Not all, though, was sweetness and light in the Stringfellow household. “Dad drank too much and died too young,” Rosalie told Sing Out! magazine in 2004, and in her performances she has sometimes remembered, with disarming offhandedness, how his arguments with her mother could turn ugly, even physical. But the bond they shared was inviolable. In her essay “That’s It,” which Rosalie included in Report From Grimes Creek After A Hard Winter, a compilation of her mother’s writings (Limberlost Press), Nancy Stringfellow remembered how the passion she and Walter shared for the nurturing uplift of great poetry could give them power to weather any storm:
“Once, long ago, when the old cabin was still standing, Mother Nature unleashed her forces, and for a whole day the valley rang like a gong and the lightning did a war dance from cliff to cliff….The storm went on all night. Trees crashed and boulders rolled from the cliffs. In the darkness Walt got up, lit the lamp, and started hunting through the shelf of books. I rolled over and groggily supplied him with the [Robert Burns] quotation I knew he was searching for:
‘The doubling storm roars thro’ the woods;
The lightnings flash from pole to pole;
Near and more near the thunders roll.’
“‘That’s it,’ he grunted, and came back to bed.”
Darker storms were gathering. By her mid-teens, Rosalie was as consumed with music as she was poetry and mythology. “Everybody in the family sang,” she says. “Dad and my uncles sang opera all the time. And they played it around the house. I remember listening to records, Bjorling and Caruso. I could still sing you phrases from a lot of those arias, because I heard ’em so often.

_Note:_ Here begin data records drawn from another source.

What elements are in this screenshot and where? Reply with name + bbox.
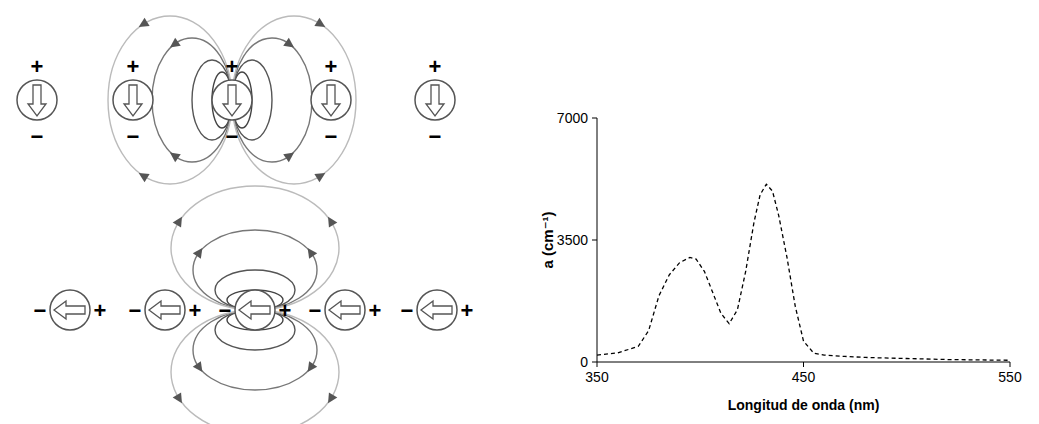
molecule: [145, 290, 185, 330]
minus-sign: −: [129, 298, 142, 323]
dipole: [212, 80, 252, 120]
dipole-arrow: [223, 85, 241, 116]
field-arrow: [193, 361, 203, 372]
minus-sign: −: [127, 124, 140, 149]
dipole-arrow: [322, 85, 340, 116]
y-tick-label: 7000: [557, 110, 588, 126]
minus-sign: −: [219, 298, 232, 323]
minus-sign: −: [34, 298, 47, 323]
y-tick-label: 3500: [557, 232, 588, 248]
dipole: [17, 80, 57, 120]
y-tick: [592, 240, 597, 241]
molecule: [311, 80, 351, 120]
molecule: [50, 290, 90, 330]
x-tick: [1010, 362, 1011, 367]
molecule: [113, 80, 153, 120]
dipole: [50, 290, 90, 330]
field-arrow: [308, 361, 318, 372]
field-arrow: [193, 248, 203, 259]
field-arrow: [328, 392, 337, 403]
minus-sign: −: [429, 124, 442, 149]
dipole-arrow: [421, 301, 452, 319]
field-arrow: [173, 217, 182, 228]
x-tick: [597, 362, 598, 367]
field-arrow: [283, 38, 294, 48]
x-tick-label: 550: [998, 369, 1022, 385]
field-arrow: [139, 173, 150, 182]
molecule: [415, 80, 455, 120]
plot-area: [597, 184, 1010, 360]
field-arrow: [308, 248, 318, 259]
x-axis-title: Longitud de onda (nm): [728, 397, 880, 413]
figure: +−+−+−+−+−−+−+−+−+−+350450550035007000Lo…: [0, 0, 1039, 424]
x-tick: [803, 362, 804, 367]
molecule: [235, 290, 275, 330]
field-arrow: [314, 18, 325, 27]
plus-sign: +: [31, 54, 44, 79]
y-axis-title: a (cm⁻¹): [539, 211, 556, 268]
spectrum-line: [597, 184, 1010, 360]
x-tick-label: 350: [585, 369, 609, 385]
plus-sign: +: [429, 54, 442, 79]
dipole: [417, 290, 457, 330]
minus-sign: −: [325, 124, 338, 149]
molecule: [417, 290, 457, 330]
plus-sign: +: [94, 298, 107, 323]
field-arrow: [328, 217, 337, 228]
field-arrow: [283, 153, 294, 163]
plus-sign: +: [226, 54, 239, 79]
dipole-arrow: [54, 301, 85, 319]
minus-sign: −: [226, 124, 239, 149]
field-arrow: [314, 173, 325, 182]
plus-sign: +: [461, 298, 474, 323]
field-arrow: [170, 38, 181, 48]
dipole-arrow: [28, 85, 46, 116]
molecule: [325, 290, 365, 330]
plus-sign: +: [325, 54, 338, 79]
minus-sign: −: [31, 124, 44, 149]
x-tick-label: 450: [792, 369, 816, 385]
field-lines: [108, 16, 356, 184]
dipole-arrow: [329, 301, 360, 319]
dipole: [145, 290, 185, 330]
field-lines: [171, 186, 339, 424]
y-tick-label: 0: [580, 354, 588, 370]
minus-sign: −: [401, 298, 414, 323]
y-tick: [592, 118, 597, 119]
molecule: [212, 80, 252, 120]
field-arrow: [173, 392, 182, 403]
dipole: [235, 290, 275, 330]
plus-sign: +: [279, 298, 292, 323]
dipole-arrow: [239, 301, 270, 319]
y-tick: [592, 362, 597, 363]
dipole-arrow: [124, 85, 142, 116]
plus-sign: +: [189, 298, 202, 323]
plus-sign: +: [127, 54, 140, 79]
minus-sign: −: [309, 298, 322, 323]
dipole-arrow: [426, 85, 444, 116]
dipole: [325, 290, 365, 330]
field-arrow: [170, 153, 181, 163]
axes: 350 450 550 0 3500 7000: [557, 110, 1022, 385]
plus-sign: +: [369, 298, 382, 323]
dipole: [113, 80, 153, 120]
dipole: [415, 80, 455, 120]
dipole-arrow: [149, 301, 180, 319]
molecule: [17, 80, 57, 120]
dipole: [311, 80, 351, 120]
field-arrow: [139, 18, 150, 27]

“I wanted to be an actress, too; the idea of acting and singing at the same time seemed perfect. When I was 14, I went to Los Angeles to see La Boheme, and I heard [Brazilian soprano] Bidu Sayao — she had the most perfect human voice I ever heard. I thought, ‘Well, if I can’t sing like that, then I don’t want to sing that.’

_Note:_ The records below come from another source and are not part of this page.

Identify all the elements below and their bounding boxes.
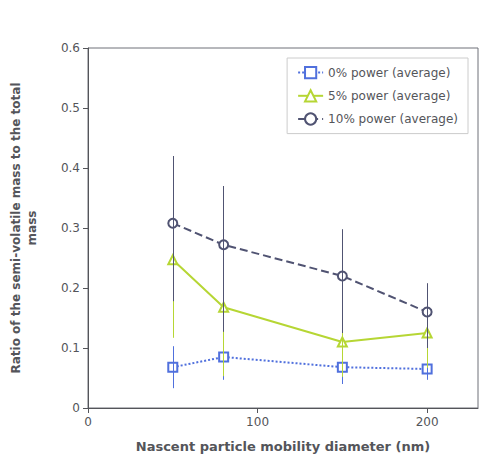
svg-text:mass: mass xyxy=(25,211,39,246)
svg-text:100: 100 xyxy=(246,415,269,429)
svg-text:0: 0 xyxy=(72,401,80,415)
svg-text:0% power (average): 0% power (average) xyxy=(328,66,450,80)
svg-text:0: 0 xyxy=(84,415,92,429)
svg-text:0.4: 0.4 xyxy=(61,161,80,175)
svg-text:0.1: 0.1 xyxy=(61,341,80,355)
svg-text:10% power (average): 10% power (average) xyxy=(328,112,458,126)
svg-text:5% power (average): 5% power (average) xyxy=(328,89,450,103)
svg-text:Ratio of the semi-volatile mas: Ratio of the semi-volatile mass to the t… xyxy=(9,82,23,373)
svg-text:0.6: 0.6 xyxy=(61,41,80,55)
svg-text:0.3: 0.3 xyxy=(61,221,80,235)
svg-text:200: 200 xyxy=(416,415,439,429)
svg-text:0.2: 0.2 xyxy=(61,281,80,295)
svg-text:Nascent particle mobility diam: Nascent particle mobility diameter (nm) xyxy=(136,439,431,454)
svg-text:0.5: 0.5 xyxy=(61,101,80,115)
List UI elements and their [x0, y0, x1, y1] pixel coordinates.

“Next, I wanted to sing jazz. I don’t think there was a song Billie Holiday had recorded that you’d play the first two bars and I wouldn’t recognize it right away. I never got to see Charlie Parker, but I had all his 78s. I knew every word Lenny Bruce ever said; I knew every word Lord Buckley ever said. I heard about those people from people who were into jazz.”
Soon, though, the dreamy young hipstress found herself sidetracked by a combination of personal misfortune and the puritanical ferocity of Eisenhower-era America. When she was 16, she endured a gruesome illegal abortion; about a year later she got pregnant again (“Nobody knew about it — they whipped me right out of there”) and gave birth to a baby girl, who was put up for adoption. In the process she lost a four-year drama scholarship at the University of Idaho, as well as, by her own account, “my desire to be an actress, my self-respect.” In 1952, after she’d returned from the Booth Memorial Home for Unwed Mothers in Los Angeles, she married Jim Sorrels and moved with him to Salt Lake City.